“We have just started to inspect and test wastewater at hotels in Patong,” Khanchit Soontrakorn of the Regional Environment Office (Region 15), which is based in Phuket confirmed to The Phuket News today.
“Today, we collected samples from three randomly selected hotels. We want to find out the BOD (biochemical oxygen demand) of the wastewater discharged at each hotel, so we can determine the toxicity of the sewage being released,” he said.
“Our plan is to collect samples of wastewater from 30 hotels in the Patong area in three weeks.
We know there are more than 30 hotels in Patong, but we need time to work with only three officials from my office,” Mr Khanchit added.
The regional environmental chief also assured that his office will keep randomly testing wastewater discharged from hotels in Patong after the checks on the first 30 hotels have concluded.
Mr Khanchit did not elaborate on any action his office would take if his teams found any hotel discharging wastewater containing illegal amounts of contaminants.

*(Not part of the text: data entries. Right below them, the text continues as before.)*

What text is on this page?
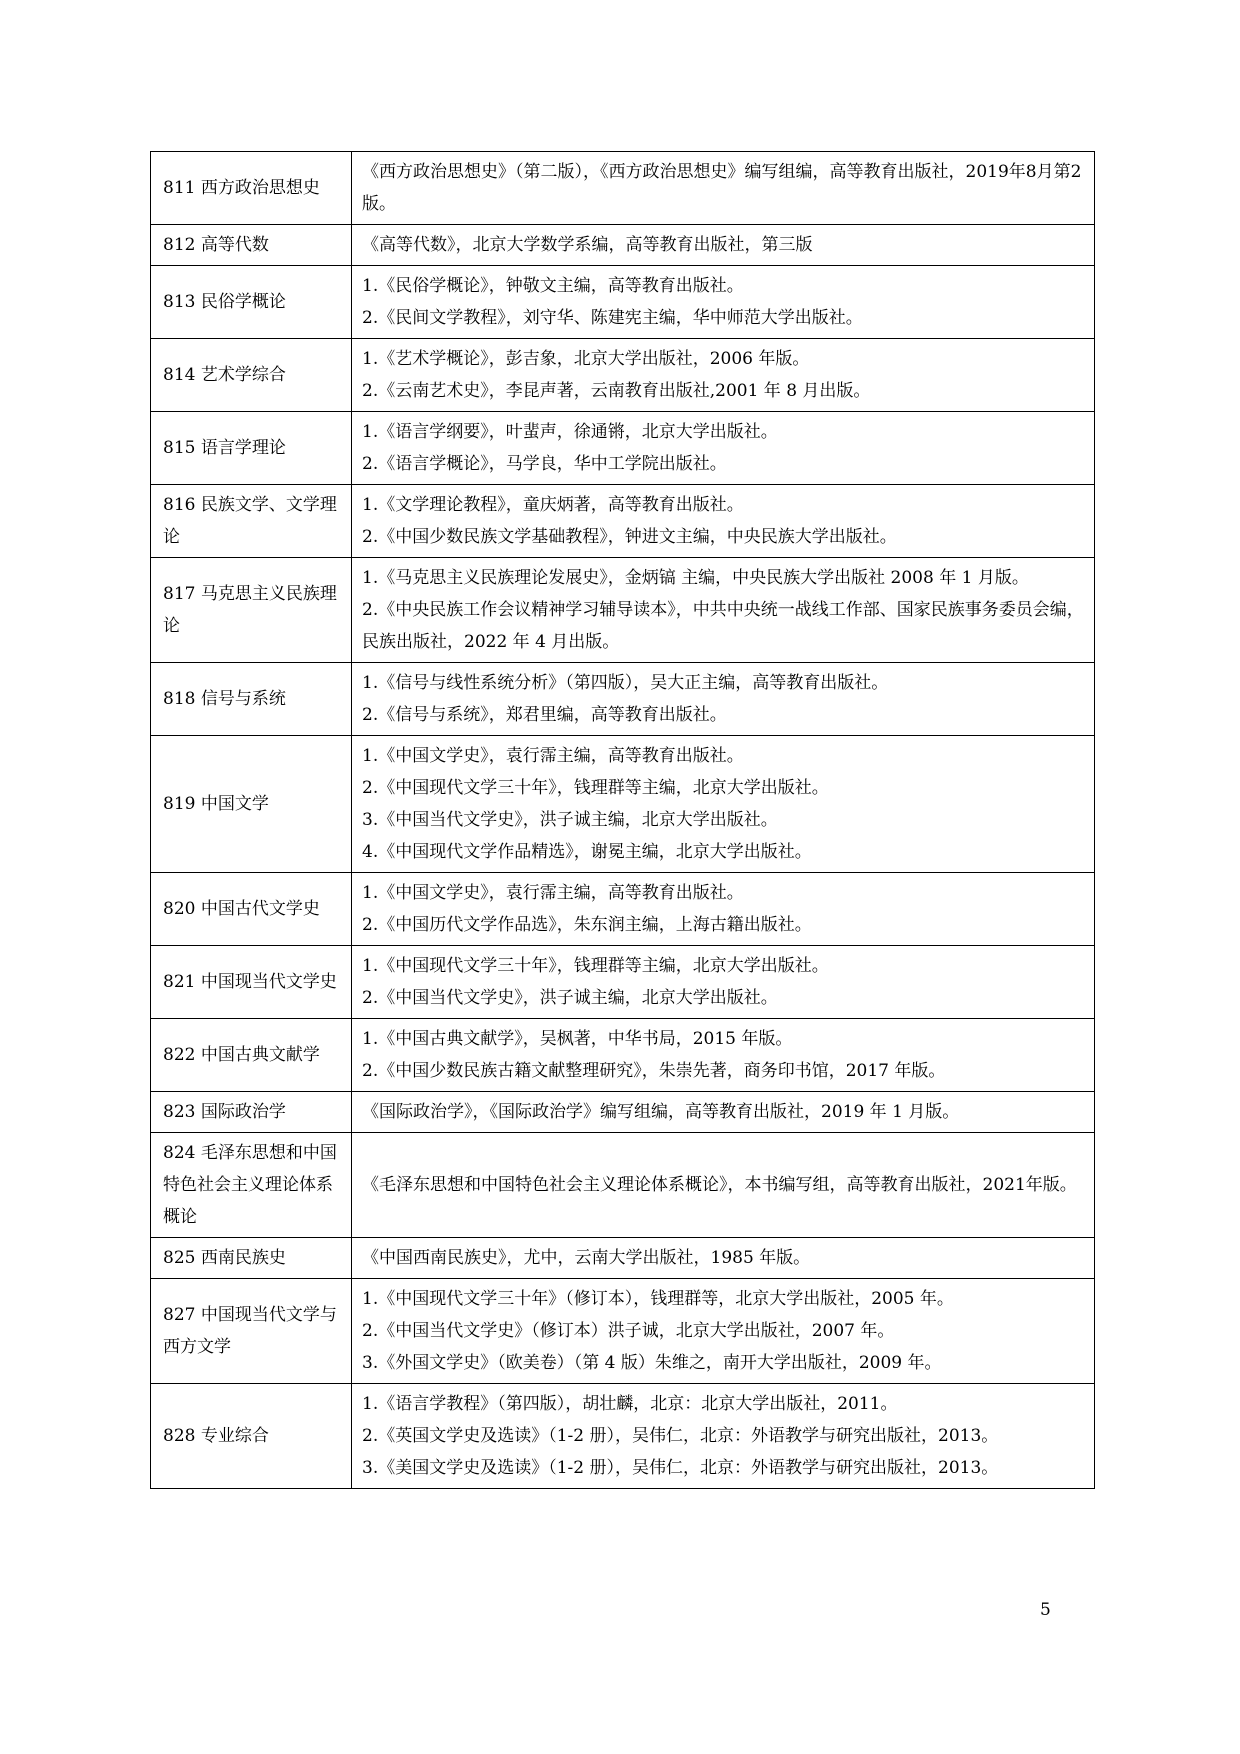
811 西方政治思想史	《西方政治思想史》（第二版），《西方政治思想史》编写组编，高等教育出版社，2019年8月第2版。

812 高等代数	《高等代数》，北京大学数学系编，高等教育出版社，第三版

813 民俗学概论	1.《民俗学概论》，钟敬文主编，高等教育出版社。
2.《民间文学教程》，刘守华、陈建宪主编，华中师范大学出版社。

814 艺术学综合	1.《艺术学概论》，彭吉象，北京大学出版社，2006 年版。
2.《云南艺术史》，李昆声著，云南教育出版社,2001 年 8 月出版。

815 语言学理论	1.《语言学纲要》，叶蜚声，徐通锵，北京大学出版社。
2.《语言学概论》，马学良，华中工学院出版社。

816 民族文学、文学理论	1.《文学理论教程》，童庆炳著，高等教育出版社。
2.《中国少数民族文学基础教程》，钟进文主编，中央民族大学出版社。

817 马克思主义民族理论	1.《马克思主义民族理论发展史》，金炳镐 主编，中央民族大学出版社 2008 年 1 月版。
2.《中央民族工作会议精神学习辅导读本》，中共中央统一战线工作部、国家民族事务委员会编，民族出版社，2022 年 4 月出版。

818 信号与系统	1.《信号与线性系统分析》（第四版），吴大正主编，高等教育出版社。
2.《信号与系统》，郑君里编，高等教育出版社。

819 中国文学	1.《中国文学史》，袁行霈主编，高等教育出版社。
2.《中国现代文学三十年》，钱理群等主编，北京大学出版社。
3.《中国当代文学史》，洪子诚主编，北京大学出版社。
4.《中国现代文学作品精选》，谢冕主编，北京大学出版社。

820 中国古代文学史	1.《中国文学史》，袁行霈主编，高等教育出版社。
2.《中国历代文学作品选》，朱东润主编，上海古籍出版社。

821 中国现当代文学史	1.《中国现代文学三十年》，钱理群等主编，北京大学出版社。
2.《中国当代文学史》，洪子诚主编，北京大学出版社。

822 中国古典文献学	1.《中国古典文献学》，吴枫著，中华书局，2015 年版。
2.《中国少数民族古籍文献整理研究》，朱崇先著，商务印书馆，2017 年版。

823 国际政治学	《国际政治学》，《国际政治学》编写组编，高等教育出版社，2019 年 1 月版。

824 毛泽东思想和中国特色社会主义理论体系概论	《毛泽东思想和中国特色社会主义理论体系概论》，本书编写组，高等教育出版社，2021年版。

825 西南民族史	《中国西南民族史》，尤中，云南大学出版社，1985 年版。

827 中国现当代文学与西方文学	1.《中国现代文学三十年》（修订本），钱理群等，北京大学出版社，2005 年。
2.《中国当代文学史》（修订本）洪子诚，北京大学出版社，2007 年。
3.《外国文学史》（欧美卷）（第 4 版）朱维之，南开大学出版社，2009 年。

828 专业综合	1.《语言学教程》（第四版），胡壮麟，北京：北京大学出版社，2011。
2.《英国文学史及选读》（1-2 册），吴伟仁，北京：外语教学与研究出版社，2013。
3.《美国文学史及选读》（1-2 册），吴伟仁，北京：外语教学与研究出版社，2013。
5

He also did not clarify whether the three hotels tested today discharged their wastewater into the sewers that feeds the Patong Wastewater Treatment Plant – or if they simply emptied the wasterwater in drains the poured into the Pak Bang Canal, which runs through the heart of Patong.

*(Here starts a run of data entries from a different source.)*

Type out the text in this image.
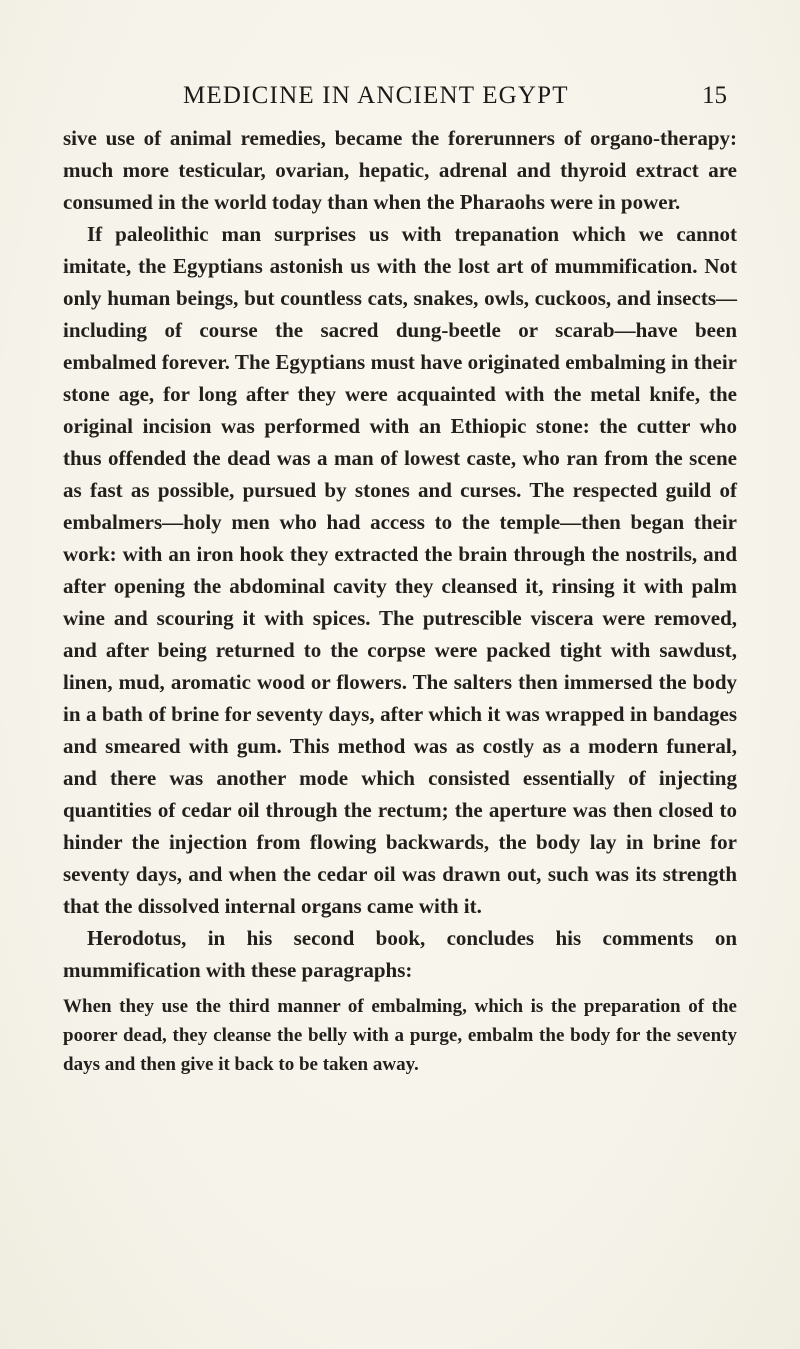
MEDICINE IN ANCIENT EGYPT	15

sive use of animal remedies, became the forerunners of organo-therapy: much more testicular, ovarian, hepatic, adrenal and thyroid extract are consumed in the world today than when the Pharaohs were in power.

If paleolithic man surprises us with trepanation which we cannot imitate, the Egyptians astonish us with the lost art of mummification. Not only human beings, but countless cats, snakes, owls, cuckoos, and insects—including of course the sacred dung-beetle or scarab—have been embalmed forever. The Egyptians must have originated embalming in their stone age, for long after they were acquainted with the metal knife, the original incision was performed with an Ethiopic stone: the cutter who thus offended the dead was a man of lowest caste, who ran from the scene as fast as possible, pursued by stones and curses. The respected guild of embalmers—holy men who had access to the temple—then began their work: with an iron hook they extracted the brain through the nostrils, and after opening the abdominal cavity they cleansed it, rinsing it with palm wine and scouring it with spices. The putrescible viscera were removed, and after being returned to the corpse were packed tight with sawdust, linen, mud, aromatic wood or flowers. The salters then immersed the body in a bath of brine for seventy days, after which it was wrapped in bandages and smeared with gum. This method was as costly as a modern funeral, and there was another mode which consisted essentially of injecting quantities of cedar oil through the rectum; the aperture was then closed to hinder the injection from flowing backwards, the body lay in brine for seventy days, and when the cedar oil was drawn out, such was its strength that the dissolved internal organs came with it.

Herodotus, in his second book, concludes his comments on mummification with these paragraphs:

When they use the third manner of embalming, which is the preparation of the poorer dead, they cleanse the belly with a purge, embalm the body for the seventy days and then give it back to be taken away.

However, Mr Khanchit did add, “We also have to force Patong Municipality to reduce sewage at Patong Beach.”
Meanwhile, a senior official at Patong Municipality whose key role is to manage the municipality’s environmental affairs today told The Phuket News – on condition of anonymity – that his office “has no idea” how many hotels in Patong are not connected to the town’s main sewerage system.
The officer also said that he had no idea if any enforcement was forthcoming to force such hotels to discharge their wastewater into the drains that feed the treatment plant.
“We have to wait for a committee to be formed to look after that,” he said.
However, the officer did say the municipality would inform hotels with a “warning” urging them to be more responsible with the wastewater they discharge.
The same officer also confirmed that Patong Municipality officials this morning inspected the separation tanks at the wastewater treatment plant in Patong.
“We inspected the ongoing upgrades to the wastewater treatment tanks,” said the official.
“We urged the construction team to work faster. The first tank will be finished ahead of schedule. We expect to the project to be half-finished by the end of this year,” he added.
Under the project to upgrade the treatment plant, the total capacity of the wastewater treatment tanks is to be increased from 21,000 to full capacity at 22,500 cubic meters.
The whole upgrade project is scheduled to be completed by Oct 2019. (See story here.)
The news broke on Feb 9, when Patong Mayor Chalermluck Kebsup publicly confirmed that a fault in the construction of the upgrade to the Patong Wastewater Treatment Plant had allowed raw sewage to flow untreated into Patong Bay, potentially exposing thousands of tourists on Patong Beach to health risks. (See story here.)
The following day (Feb 10), Mayor Chalermluk requested patience regarding information on wastewater released into Patong Bay, visibly turning the seawater at the end of Patong Beach black, as officials investigate the source of the problem.
“We are not sure yet if it came from our wastewater treatment facility, because it was quite far away, about a kilometre from the wastewater treatment tanks,” said Mayor Chalermluck.
“We don’t yet know what happened or where it came from, whether it was from the wastewater treatment or maybe a hotel nearby,” she added. (See story here.)
Dr Wijarn Simachaya, Permanent Secretary of the Ministry of Natural Resources and Environment, was in Phuket in person to witness the damage done just days later.
Dr Wijarn soon pointed his finger towards Patong’s illegal hotels.
“Officials from the Environmental Department’s Region 15 office in Phuket will come to work with Patong Municipality to solve this problem. They will look for the points where illegal hotels are releasing their wastewater into the sea.
“Those hotels will be charged according to the law,” Dr Wijarn said, with Patong Mayor Chlermluck and Phuket Governor Norraphat Plodthong both present, on Feb 11. (See story here.)
Regardless, it was not until last Wednesday (Feb 14) that local officials issued an formal notice warning the public of the incident. (See story here.)